A major priority is improving the public’s understanding of focal therapy, says George. “We definitely have some bridges to rebuild,” because of doctors around the world over the last 20 years who weren’t as responsible or, unfortunately, as skilled as they should have been. “We didn’t know what we didn’t know. There was a learning curve in this new technology: how we implement it and how we follow the men afterwards. We have some clarity on this with updated surveillance protocols, but we still have a lot to learn!”
That said, he adds: “Some of the focal treatment practitioners out there were downright sloppy,” he says, “providing inadequate cancer coverage, exorbitant out-of-pocket costs, non-follow-up, patient learning as technology evolved, causing fistulas and other complications. We are still suffering from this hangover of offshore treatments and paying in cash.”
But focal therapy is not the same today as it was then. With close monitoring, George says, focal therapy may be a good option for some men with localized cancer. “Tens of thousands of focal ablation cases have been performed,” he says. “While we have less data than that, we have a five- to seven-year median outcome in more than 1,300 patients that has been published.” He believes focal therapy is here to stay. “It’s all about choosing the right patient.”

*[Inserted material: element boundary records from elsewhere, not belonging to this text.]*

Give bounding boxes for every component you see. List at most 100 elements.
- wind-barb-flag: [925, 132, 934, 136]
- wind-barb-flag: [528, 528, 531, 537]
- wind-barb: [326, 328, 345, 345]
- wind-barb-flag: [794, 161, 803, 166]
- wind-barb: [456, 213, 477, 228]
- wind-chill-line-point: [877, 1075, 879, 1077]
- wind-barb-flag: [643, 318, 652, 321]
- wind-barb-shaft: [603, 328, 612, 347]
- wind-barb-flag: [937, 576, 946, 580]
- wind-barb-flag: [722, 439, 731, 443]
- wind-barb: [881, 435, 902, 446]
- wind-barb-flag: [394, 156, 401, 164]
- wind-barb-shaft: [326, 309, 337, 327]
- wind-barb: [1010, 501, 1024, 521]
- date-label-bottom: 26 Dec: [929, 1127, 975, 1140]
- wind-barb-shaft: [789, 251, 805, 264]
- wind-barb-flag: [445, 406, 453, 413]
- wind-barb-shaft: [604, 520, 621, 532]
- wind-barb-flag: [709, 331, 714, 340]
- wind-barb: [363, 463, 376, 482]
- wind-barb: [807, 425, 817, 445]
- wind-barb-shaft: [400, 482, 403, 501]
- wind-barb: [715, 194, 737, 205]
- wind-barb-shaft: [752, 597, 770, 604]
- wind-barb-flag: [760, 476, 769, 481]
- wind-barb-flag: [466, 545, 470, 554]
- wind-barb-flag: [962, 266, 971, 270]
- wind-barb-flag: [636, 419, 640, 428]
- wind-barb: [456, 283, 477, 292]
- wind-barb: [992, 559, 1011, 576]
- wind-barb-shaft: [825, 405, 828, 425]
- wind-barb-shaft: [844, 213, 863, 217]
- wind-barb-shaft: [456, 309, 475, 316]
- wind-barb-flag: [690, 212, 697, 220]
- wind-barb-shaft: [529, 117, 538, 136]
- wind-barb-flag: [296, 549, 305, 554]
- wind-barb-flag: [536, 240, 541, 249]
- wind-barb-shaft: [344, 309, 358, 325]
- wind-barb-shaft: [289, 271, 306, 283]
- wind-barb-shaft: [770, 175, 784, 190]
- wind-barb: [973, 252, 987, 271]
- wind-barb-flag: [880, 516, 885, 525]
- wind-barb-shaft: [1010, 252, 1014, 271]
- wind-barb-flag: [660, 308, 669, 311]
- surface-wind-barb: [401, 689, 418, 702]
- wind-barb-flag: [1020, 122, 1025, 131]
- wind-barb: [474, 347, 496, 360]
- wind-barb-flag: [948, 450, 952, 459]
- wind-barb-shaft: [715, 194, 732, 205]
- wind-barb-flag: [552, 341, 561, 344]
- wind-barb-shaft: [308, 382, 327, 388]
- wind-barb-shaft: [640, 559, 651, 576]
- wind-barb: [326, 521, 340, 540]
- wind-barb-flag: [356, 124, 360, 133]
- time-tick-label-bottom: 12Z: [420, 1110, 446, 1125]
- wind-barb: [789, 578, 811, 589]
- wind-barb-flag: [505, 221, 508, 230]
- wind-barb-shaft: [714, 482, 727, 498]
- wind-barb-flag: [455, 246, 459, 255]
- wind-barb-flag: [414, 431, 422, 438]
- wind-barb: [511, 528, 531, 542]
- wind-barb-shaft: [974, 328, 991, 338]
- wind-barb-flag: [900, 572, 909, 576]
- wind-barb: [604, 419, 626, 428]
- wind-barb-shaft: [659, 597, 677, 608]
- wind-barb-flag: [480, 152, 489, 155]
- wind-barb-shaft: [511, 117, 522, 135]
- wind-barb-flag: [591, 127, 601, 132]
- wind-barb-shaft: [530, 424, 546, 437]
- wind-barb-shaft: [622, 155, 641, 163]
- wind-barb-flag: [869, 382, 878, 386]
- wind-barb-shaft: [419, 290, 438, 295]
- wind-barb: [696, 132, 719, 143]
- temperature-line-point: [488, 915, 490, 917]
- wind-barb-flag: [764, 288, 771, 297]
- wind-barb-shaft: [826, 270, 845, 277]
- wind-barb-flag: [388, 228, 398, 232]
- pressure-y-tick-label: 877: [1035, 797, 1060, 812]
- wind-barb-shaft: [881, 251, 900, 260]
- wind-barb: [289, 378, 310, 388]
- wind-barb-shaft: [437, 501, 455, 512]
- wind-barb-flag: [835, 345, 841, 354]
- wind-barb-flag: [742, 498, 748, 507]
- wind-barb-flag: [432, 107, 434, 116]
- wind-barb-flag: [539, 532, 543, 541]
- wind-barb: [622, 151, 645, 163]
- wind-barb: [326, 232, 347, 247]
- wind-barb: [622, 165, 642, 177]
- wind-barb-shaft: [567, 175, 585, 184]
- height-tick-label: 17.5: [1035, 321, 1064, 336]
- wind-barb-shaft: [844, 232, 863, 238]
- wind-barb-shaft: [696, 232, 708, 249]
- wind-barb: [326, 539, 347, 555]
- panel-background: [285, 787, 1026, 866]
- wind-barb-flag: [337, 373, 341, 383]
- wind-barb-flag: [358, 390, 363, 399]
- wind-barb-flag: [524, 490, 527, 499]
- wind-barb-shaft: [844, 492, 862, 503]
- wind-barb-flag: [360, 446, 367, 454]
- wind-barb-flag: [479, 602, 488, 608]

Right now, the “sweet spot” for focal therapy, as we’ve discussed here, is a patient with a favorable intermediate risk. “Less aggressive cancer may require no treatment at all, and more aggressive disease may require more aggressive treatment.” The ideal patient “has cancer that is visible on imaging but is not near vital structures such as the urethra, rectum, or neurovascular bundles and does not have high-risk features such as extracapsular extension or vesical invasion.”
George is the Principal Investigator of two focal therapy clinical trials. One is the PRESERVE study, which involves removing prostate tissue via irreversible electroporation (IRE). IRE is largely “thermal”. It uses neither heat nor cold. Instead, it creates an electric field in the tissues between two electrodes. The electricity creates microscopic holes in the cells, causing them to die. “Because IRE does not damage the scaffold or connective tissue, in theory, it can heal closer to the nerves.” The other study is the VAPOR 2 trial, using water vapor to destroy tissue. “This is an extremely hopeful time for men with prostate cancer.”
Additionally with BookI have written about prostate cancer on the Prostate Cancer Foundation website, pcf.org. The stories I have written are in the “Understanding Prostate Cancer” and “For Patients” categories. I firmly believe that knowledge is power. Saving your life can start with going to the doctor and knowing the right questions to ask. I hope all men put prostate cancer on their radar. Get a baseline PSA blood test in your early 40s and if you are of African descent or have a family history of prostate cancer and/or cancer, you should be screened regularly for the disease. Many doctors don’t do this, so it’s up to you to ask.